Joshua Ritz, RN, has had a long, productive career at McLean, so it’s fitting he would be the first person to attain the Professional Nursing Advancement Program’s (PNAP) highest designation—tier four.
PNAP is a professional development program that rewards nurses for education and certification, clinical skills, research, and leadership—among other accomplishments. Ritz, a 17-year veteran of McLean, was recognized at the 2022 Nursing Day Conference on May 6, along with:
- Cheryl Cosgrove Quercio, BSN, RN, Clinical Evaluation Center (Tier 3)
- Genevieve Dougherty, BSN, Short Term Unit (Tier 1)
- Keara Sullivan, RN, Electroconvulsive Therapy Service (Tier 1)
Ritz’s primary role at the hospital has been as a member of the resource team and he also teaches cardiopulmonary resuscitation (CPR) and modified advanced life support (MALS). He is earning his psychiatric mental health nurse practitioner degree from Regis College, with clinical placements in McLean’s Clinical Evaluation Center and the Psychiatric Neurotherapeutics Program.
Ritz said one of his proudest accomplishments was being part of a successful effort to expand the scope of practice of McLean nurses to allow them to place IVs in patients undergoing electroconvulsive therapy (ECT). Previously, only anesthesiologists or nurse anesthetists were allowed to carry out this part of the pre-treatment process, which would sometimes slow down the entire unit’s workflow, he said.
Eventually, Ritz began to train nursing staff in IV insertion and described the first time he had a trainee practice on him.
“I walked out that day a little bruised, but with the knowledge that I had made a difference that would improve patient care and streamline the entire ECT process, all while increasing the competency and capability of McLean’s nurses,” he said.
How did Ritz feel about reaching PNAP’s highest rung? “I was really happy that I got it,” he said. “The requirements are rigorous, but because of my varied and prolific career at the hospital, I could draw on all my experiences to create a successful application.”
Below are highlights of Ritz’s portfolio as well as the other three honorees.
One of Ritz’s three exemplars told the story of a patient he had seen in several care settings over the years. When the patient would stop taking his medications, he would be hospitalized at McLean. Ritz urged him to buy a pill organizer, which he did, but he continued to miss doses.

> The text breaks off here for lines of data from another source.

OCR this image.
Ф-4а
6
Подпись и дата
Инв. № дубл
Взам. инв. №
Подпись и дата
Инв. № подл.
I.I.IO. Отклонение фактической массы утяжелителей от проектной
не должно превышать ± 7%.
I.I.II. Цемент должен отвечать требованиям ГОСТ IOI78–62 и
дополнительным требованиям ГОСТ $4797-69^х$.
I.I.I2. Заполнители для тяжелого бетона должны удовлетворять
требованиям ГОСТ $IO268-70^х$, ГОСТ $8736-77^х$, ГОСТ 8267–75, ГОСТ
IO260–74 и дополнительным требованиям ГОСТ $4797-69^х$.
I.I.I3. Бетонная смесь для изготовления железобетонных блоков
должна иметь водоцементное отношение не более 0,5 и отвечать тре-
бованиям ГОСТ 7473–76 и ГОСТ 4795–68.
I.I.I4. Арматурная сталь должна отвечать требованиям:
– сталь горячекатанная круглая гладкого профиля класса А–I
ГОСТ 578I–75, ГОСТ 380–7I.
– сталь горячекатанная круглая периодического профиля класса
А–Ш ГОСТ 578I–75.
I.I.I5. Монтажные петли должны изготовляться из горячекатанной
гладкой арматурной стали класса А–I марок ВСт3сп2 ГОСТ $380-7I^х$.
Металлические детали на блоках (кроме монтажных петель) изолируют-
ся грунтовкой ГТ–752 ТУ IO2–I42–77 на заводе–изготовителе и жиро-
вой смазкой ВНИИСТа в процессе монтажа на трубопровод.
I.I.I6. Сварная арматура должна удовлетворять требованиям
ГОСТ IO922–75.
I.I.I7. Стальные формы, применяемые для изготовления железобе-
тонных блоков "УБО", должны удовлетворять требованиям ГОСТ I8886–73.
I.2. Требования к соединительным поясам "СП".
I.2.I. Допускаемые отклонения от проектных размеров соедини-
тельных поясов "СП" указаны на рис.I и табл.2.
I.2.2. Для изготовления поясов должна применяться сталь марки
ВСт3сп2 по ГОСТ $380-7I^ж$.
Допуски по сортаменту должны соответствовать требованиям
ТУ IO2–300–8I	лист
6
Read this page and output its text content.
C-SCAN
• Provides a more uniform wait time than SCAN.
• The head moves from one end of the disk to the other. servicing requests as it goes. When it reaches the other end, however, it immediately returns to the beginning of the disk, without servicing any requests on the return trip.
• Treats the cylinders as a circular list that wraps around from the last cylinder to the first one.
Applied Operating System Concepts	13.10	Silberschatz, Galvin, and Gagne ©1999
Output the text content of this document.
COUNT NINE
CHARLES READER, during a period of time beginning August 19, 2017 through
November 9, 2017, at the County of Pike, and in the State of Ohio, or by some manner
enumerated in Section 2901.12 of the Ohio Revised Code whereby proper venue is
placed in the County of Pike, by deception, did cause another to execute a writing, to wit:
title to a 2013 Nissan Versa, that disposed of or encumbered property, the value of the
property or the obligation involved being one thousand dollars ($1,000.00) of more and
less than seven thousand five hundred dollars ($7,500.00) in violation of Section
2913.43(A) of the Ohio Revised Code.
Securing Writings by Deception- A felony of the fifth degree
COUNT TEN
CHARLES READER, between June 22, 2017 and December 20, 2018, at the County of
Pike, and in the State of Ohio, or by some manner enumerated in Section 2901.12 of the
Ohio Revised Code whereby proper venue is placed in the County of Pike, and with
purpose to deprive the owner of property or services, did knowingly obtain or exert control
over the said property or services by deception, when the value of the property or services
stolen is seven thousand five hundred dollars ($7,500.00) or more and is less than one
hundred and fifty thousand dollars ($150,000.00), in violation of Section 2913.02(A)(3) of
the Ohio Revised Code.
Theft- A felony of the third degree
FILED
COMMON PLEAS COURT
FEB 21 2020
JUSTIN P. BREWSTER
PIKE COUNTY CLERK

Ritz encountered him one last time at a residential program near campus where the patient was staying. He was heartened to learn that he was now employed at a local pharmacy. But one day he didn’t return by curfew and Ritz later learned that he had taken his life.
Ritz wrote about the hard lesson he learned from the tragedy.
“We may try as hard as we can, and feel a strong positive connection with our patients that may even be reciprocated, but that still may not be enough to sustain them. While this may discourage some people, it only serves to motivate me further. I am certain that the lessons I learned from him will forever help define my nursing practice.”
As he has advanced in his career, Ritz noted a significant shift in his professional priorities. “I now prioritize imparting knowledge onto others, uplifting my coworkers through education, enabling them to improve their own practice, and work towards the betterment of all the patients we treat,” he wrote.
In addition to teaching CPR and MALS, he has also trained new staff on all 11 of McLean’s inpatient programs, in the ECT and Transcranial Magnetic Stimulation Services, and in two residential programs.
“I try to leave each staff member having learned something new, whether it is how to quickly remove an IV, how to ask a patient about safety when they are reluctant to provide information, or how to file an incident report.”